The writers of the study are proposing another theory for the origin of the long necks of the giraffes in this modern time. They say that giraffes needed their long necks while combatting and competing for their mates. They have supported this theory by an analysis of the fossil of an antique giraffe ancestor’s head and neck. That fossil included a disk-shaped helmet that protects the skull and the complex structure of head to neck joints.
The discussion on the long necks of the modern giraffes, which are the tallest and largest animal on earth, is a typical example being studied since Charles Darwin proposed his theory of adaptive evolution and natural selection. There is a popular belief that seeking food led to the long necks of the giraffes. With their long necks, they were able to reach the topmost leaves of Savanna woodlands, where the trees are taller and other species of animals were unable to reach their leaves.

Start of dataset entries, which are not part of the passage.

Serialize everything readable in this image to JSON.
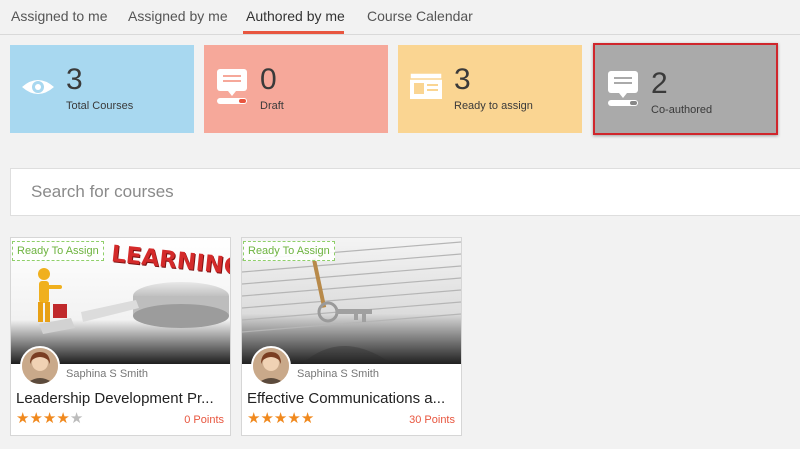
{
  "tabs": [
    {
      "label": "Assigned to me"
    },
    {
      "label": "Assigned by me"
    },
    {
      "label": "Authored by me"
    },
    {
      "label": "Course Calendar"
    }
  ],
  "active_tab": "Authored by me",
  "stats": [
    {
      "count": "3",
      "label": "Total Courses",
      "color": "#a8d8f0",
      "icon": "eye-icon"
    },
    {
      "count": "0",
      "label": "Draft",
      "color": "#f6a89a",
      "icon": "draft-icon"
    },
    {
      "count": "3",
      "label": "Ready to assign",
      "color": "#fad592",
      "icon": "ready-to-assign-icon"
    },
    {
      "count": "2",
      "label": "Co-authored",
      "color": "#aaaaaa",
      "icon": "co-authored-icon",
      "highlight_color": "#d0262c"
    }
  ],
  "search": {
    "placeholder": "Search for courses"
  },
  "courses": [
    {
      "badge": "Ready To Assign",
      "author": "Saphina S Smith",
      "title": "Leadership Development Pr...",
      "rating": 4,
      "max_rating": 5,
      "points": "0 Points",
      "thumb_word": "LEARNING"
    },
    {
      "badge": "Ready To Assign",
      "author": "Saphina S Smith",
      "title": "Effective Communications a...",
      "rating": 5,
      "max_rating": 5,
      "points": "30 Points"
    }
  ],
  "colors": {
    "accent": "#e8563f",
    "star": "#f0891e",
    "badge_green": "#6db33f"
  }
}
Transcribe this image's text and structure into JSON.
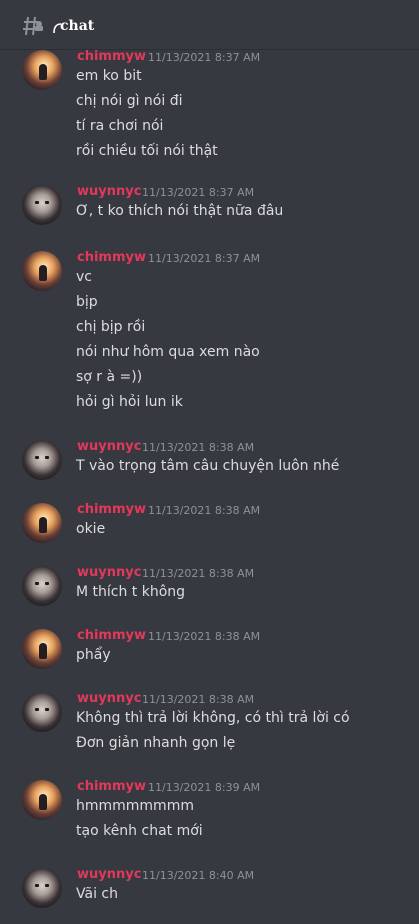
{
  "channel": {
    "name": "chat",
    "icon": "hash-thread-icon"
  },
  "messages": [
    {
      "user": "chimmyw",
      "time": "11/13/2021 8:37 AM",
      "avatar": "sunset-avatar",
      "lines": [
        "em ko bit",
        "chị nói gì nói đi",
        "tí ra chơi nói",
        "rồi chiều tối nói thật"
      ]
    },
    {
      "user": "wuynnyc",
      "time": "11/13/2021 8:37 AM",
      "avatar": "portrait-avatar",
      "lines": [
        "Ơ, t ko thích nói thật nữa đâu"
      ]
    },
    {
      "user": "chimmyw",
      "time": "11/13/2021 8:37 AM",
      "avatar": "sunset-avatar",
      "lines": [
        "vc",
        "bịp",
        "chị bịp rồi",
        "nói như hôm qua xem nào",
        "sợ r à =))",
        "hỏi gì hỏi lun ik"
      ]
    },
    {
      "user": "wuynnyc",
      "time": "11/13/2021 8:38 AM",
      "avatar": "portrait-avatar",
      "lines": [
        "T vào trọng tâm câu chuyện luôn nhé"
      ]
    },
    {
      "user": "chimmyw",
      "time": "11/13/2021 8:38 AM",
      "avatar": "sunset-avatar",
      "lines": [
        "okie"
      ]
    },
    {
      "user": "wuynnyc",
      "time": "11/13/2021 8:38 AM",
      "avatar": "portrait-avatar",
      "lines": [
        "M thích t không"
      ]
    },
    {
      "user": "chimmyw",
      "time": "11/13/2021 8:38 AM",
      "avatar": "sunset-avatar",
      "lines": [
        "phẩy"
      ]
    },
    {
      "user": "wuynnyc",
      "time": "11/13/2021 8:38 AM",
      "avatar": "portrait-avatar",
      "lines": [
        "Không thì trả lời không, có thì trả lời có",
        "Đơn giản nhanh gọn lẹ"
      ]
    },
    {
      "user": "chimmyw",
      "time": "11/13/2021 8:39 AM",
      "avatar": "sunset-avatar",
      "lines": [
        "hmmmmmmmm",
        "tạo kênh chat mới"
      ]
    },
    {
      "user": "wuynnyc",
      "time": "11/13/2021 8:40 AM",
      "avatar": "portrait-avatar",
      "lines": [
        "Vãi ch"
      ]
    }
  ],
  "colors": {
    "background": "#36393f",
    "username": "#e3385b",
    "timestamp": "#8e9297",
    "text": "#dcddde"
  }
}
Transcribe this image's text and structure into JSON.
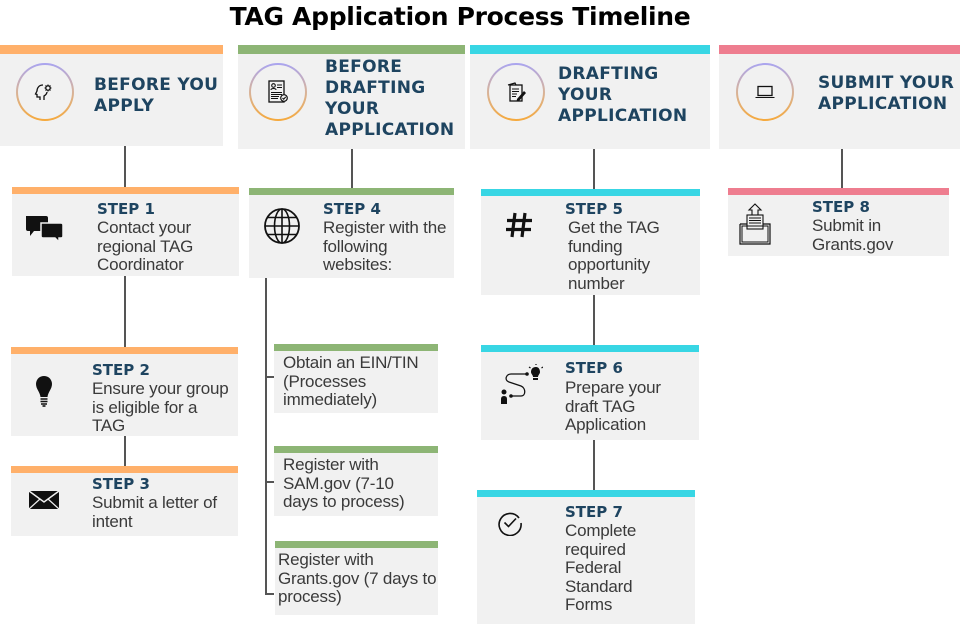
{
  "title": "TAG Application Process Timeline",
  "colors": {
    "phase1": "#ffb06a",
    "phase2": "#8db575",
    "phase3": "#38d6e4",
    "phase4": "#ee7d8f",
    "heading_text": "#1e4460",
    "body_text": "#3a3a3a",
    "box_bg": "#f1f1f1"
  },
  "phases": [
    {
      "title": "BEFORE YOU APPLY",
      "icon": "head-gear-icon"
    },
    {
      "title": "BEFORE DRAFTING YOUR APPLICATION",
      "icon": "resume-document-icon"
    },
    {
      "title": "DRAFTING YOUR APPLICATION",
      "icon": "edit-documents-icon"
    },
    {
      "title": "SUBMIT YOUR APPLICATION",
      "icon": "laptop-icon"
    }
  ],
  "steps": [
    {
      "label": "STEP 1",
      "text": "Contact your regional TAG Coordinator",
      "icon": "chat-bubbles-icon"
    },
    {
      "label": "STEP 2",
      "text": "Ensure your group is eligible for a TAG",
      "icon": "lightbulb-icon"
    },
    {
      "label": "STEP 3",
      "text": "Submit a letter of intent",
      "icon": "envelope-icon"
    },
    {
      "label": "STEP 4",
      "text": "Register with the following websites:",
      "icon": "globe-icon"
    },
    {
      "label": "STEP 5",
      "text": "Get the TAG funding opportunity number",
      "icon": "hashtag-icon"
    },
    {
      "label": "STEP 6",
      "text": "Prepare your draft TAG Application",
      "icon": "path-idea-icon"
    },
    {
      "label": "STEP 7",
      "text": "Complete required Federal Standard Forms",
      "icon": "check-circle-icon"
    },
    {
      "label": "STEP 8",
      "text": "Submit in Grants.gov",
      "icon": "folder-upload-icon"
    }
  ],
  "substeps": [
    "Obtain an EIN/TIN (Processes immediately)",
    "Register with SAM.gov (7-10 days to process)",
    "Register with Grants.gov (7 days to process)"
  ]
}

Some other theories include the “Neck for sex” theory which proposes that the elongation of the necks may have been caused by the inter-male(any occurring between two or more males) competition-driven sexual selection. A scientist, Shi-Qi Wang, and his colleagues have claimed that some of the remains of extinct giraffes shed light on these evolutionary processes.
This scientist, Wang, and his co-workers have reported and described a fossil of a new species of Miocene Giroffoid, named “Discokeryx Xiezhi”. This fossil is dated roughly 17 million years ago. This fossil indicates that this ancient giraffoid had helmet like headgear and complex joints of the neck and head.

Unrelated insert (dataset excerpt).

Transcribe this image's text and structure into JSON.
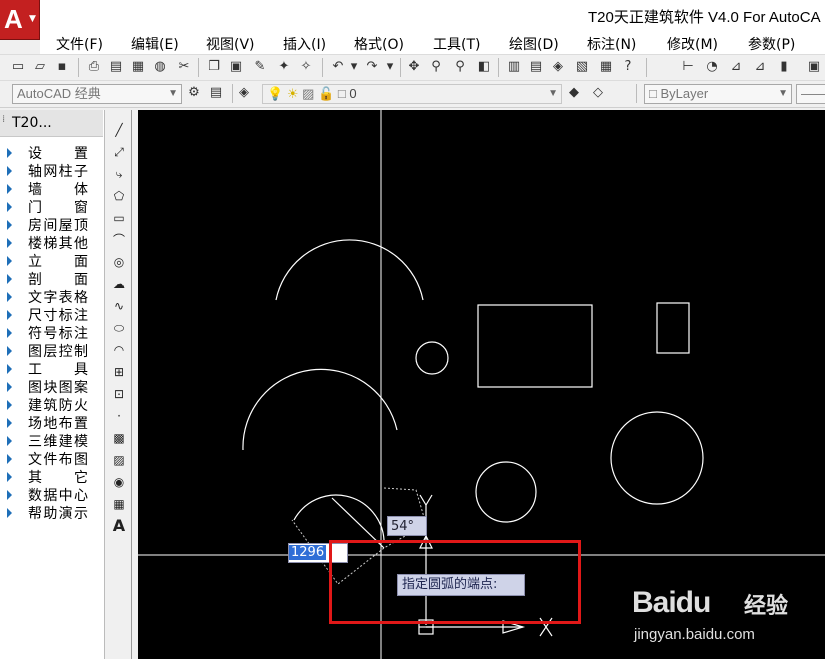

These particular characteristics of this fossil head of that giraffoid, according to the researchers, show that it was an adaptation for a serious and violent head-butting( a kind of head fighting) behaviour. The writer is suggesting that this giraffoid, whose fossil is under study, may had the most perfect head for the fiercest head butting neck elongation, which is identified in the vertebrate evolution.
Furthermore, other isotopic data from these fossils have suggested that the species had to fill a certain ecological role especially regarding food consumption in an ecosystem, which was unavailable to ordinary herbivores( those eating grass or shrubs or green plants).
Conclusively, the respective scientists suggested that evolution in the early and antique giraffoid is much more complex than the evolution taking place in the modern girafoid, studied previously. The evolution in early giraffoid the sexual combat like head-butting likely plays an important role in the elongation of their necks, beside the competition for food.